C’est la raison qui a fait que cette propriété a été maintenue dans le pavillon historique là où elle est, et que le terrain à l’arrière, là où était envisagée par ce monsieur l’éventualité de la construction d’un bâtiment collectif, a été loti en trois ou quatre terrains dans des conditions qui permettaient d’empêcher que la contre-allée soit l’objet de dégradations que la commune ne souhaitait pas. Vous avez d’ailleurs noté que c’est à la même époque que nous avons veillé à ce que, sauf…
Réactions dans la salle.
M. le Maire
J’aimerais que les échanges dans cette assemblée restent courtois, cordiaux si possible, et civils au minimum. J’en remercie tous ceux qui, depuis trop longtemps, dérogent à cette règle élémentaire de bons comportements. Nous sommes ici des adultes. Les adultes, surtout en responsabilité, doivent bien se comporter. Ils ne doivent pas tout se permettre. Il y a, dans notre assemblée, quelques élus qui- 16 -
ont trop tendance à penser qu’ils peuvent tout se permettre. Je les invite à ne plus considérer qu’ils peuvent tout se permettre. Je les en remercie à l’avance.
J’indique que c’est depuis cette période que nous avons procédé à la fermeture de l’accès à la contre- allée devant le marché. Plus aucun véhicule ne peut accéder à la contre-allée en passant devant le marché. Du fait, de surcroît, de la déclivité de la contre-allée qui s’accroît au fur et à mesure que l’on se rapproche du marché, ceci garantit que la contre-allée, contrairement à vos affirmations totalement fantaisistes, est sauvegardée et le restera. Je tiens vraiment à le réaffirmer. Vous pouvez affirmer le contraire, vous avez le talent de l’invention de contre-vérité. Je vous laisse ce talent.
Je vous précise que le seul programme, dont je faisais état et qui date de 2016, est un programme de seulement 20 logements. Les propriétaires du site étaient venus reprocher au maire de la commune d’avoir agi auprès du promoteur pour que celui-ci ne puisse pas construire plus de 20 logements, ce qui avait eu comme conséquence pour les malheureux propriétaires de se retrouver avec un engagement fallacieux pris par le promoteur avant de réaliser quelle était la volonté de la commune, engagement que le promoteur n’avait pas pu tenir et qu’il avait voulu faire passer pour de la responsabilité de la commune.
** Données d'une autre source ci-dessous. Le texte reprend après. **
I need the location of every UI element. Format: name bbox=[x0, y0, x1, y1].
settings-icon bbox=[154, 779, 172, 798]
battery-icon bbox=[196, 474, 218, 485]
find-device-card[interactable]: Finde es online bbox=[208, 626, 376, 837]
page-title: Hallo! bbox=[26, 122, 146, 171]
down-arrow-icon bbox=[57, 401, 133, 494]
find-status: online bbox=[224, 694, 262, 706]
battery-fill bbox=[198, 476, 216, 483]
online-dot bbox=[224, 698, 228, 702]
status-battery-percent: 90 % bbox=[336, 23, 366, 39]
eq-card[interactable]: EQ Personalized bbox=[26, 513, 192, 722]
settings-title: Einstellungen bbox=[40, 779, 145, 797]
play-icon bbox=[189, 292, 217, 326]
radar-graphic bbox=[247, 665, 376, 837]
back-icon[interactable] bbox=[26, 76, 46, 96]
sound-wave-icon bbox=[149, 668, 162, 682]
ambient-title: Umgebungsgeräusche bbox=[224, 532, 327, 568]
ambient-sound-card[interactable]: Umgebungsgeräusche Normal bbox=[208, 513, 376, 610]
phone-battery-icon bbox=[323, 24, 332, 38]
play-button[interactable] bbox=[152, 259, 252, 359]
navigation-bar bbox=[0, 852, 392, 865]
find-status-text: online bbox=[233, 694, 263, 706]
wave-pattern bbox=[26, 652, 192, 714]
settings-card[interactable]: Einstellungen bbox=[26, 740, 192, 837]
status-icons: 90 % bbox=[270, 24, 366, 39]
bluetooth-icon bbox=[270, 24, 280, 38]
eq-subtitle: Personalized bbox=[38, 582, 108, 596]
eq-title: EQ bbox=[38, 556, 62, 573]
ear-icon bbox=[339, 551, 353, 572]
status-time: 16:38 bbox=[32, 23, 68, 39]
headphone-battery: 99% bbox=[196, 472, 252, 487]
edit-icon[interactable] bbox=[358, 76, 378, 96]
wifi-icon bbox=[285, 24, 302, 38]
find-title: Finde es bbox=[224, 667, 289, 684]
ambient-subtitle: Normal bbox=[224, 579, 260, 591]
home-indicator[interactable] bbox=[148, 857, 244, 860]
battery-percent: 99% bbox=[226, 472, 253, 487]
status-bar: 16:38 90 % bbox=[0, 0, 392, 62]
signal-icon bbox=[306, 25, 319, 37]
Les modifications que nous avons apportées lors de notre modification du PLU (Plan Local d’Urbanisme) en 2018, et notamment par l’obligation, pour les collectifs de plus de 15 logements, des colonnes enterrées, sont venues renforcer la protection définitive de la contre-allée. Sur le côté impair, un programme a été construit en 2014. Il s’agit de la Villa Marceau. La résidence Domitys pour les seniors a été construite ensuite. Je vous rappelle que sur ce secteur, les quatre propriétaires étaient prêts à passer un accord avec un promoteur immobilier pour la construction de plus de 200 logements. C’est l’intervention du maire de la commune qui a conduit à ce que les quatre propriétaires, en parfait accord avec moi, renoncent à leur décision de vendre à un promoteur pour vendre à la société Domitys qui a réalisé l’opération, dont personne ne peut contester aujourd’hui à la fois la qualité et l’utilité. Voilà ce que je voulais dire en réponse à votre question et à vos allégations.
Merci à tous. Nous en avons terminé. Bonne fin de soirée aux uns et aux autres.
La séance est levée à 20 heures 37.
La prochaine séance du Conseil Municipal aura lieu lundi 21 mars 2022, à 19 heures 30.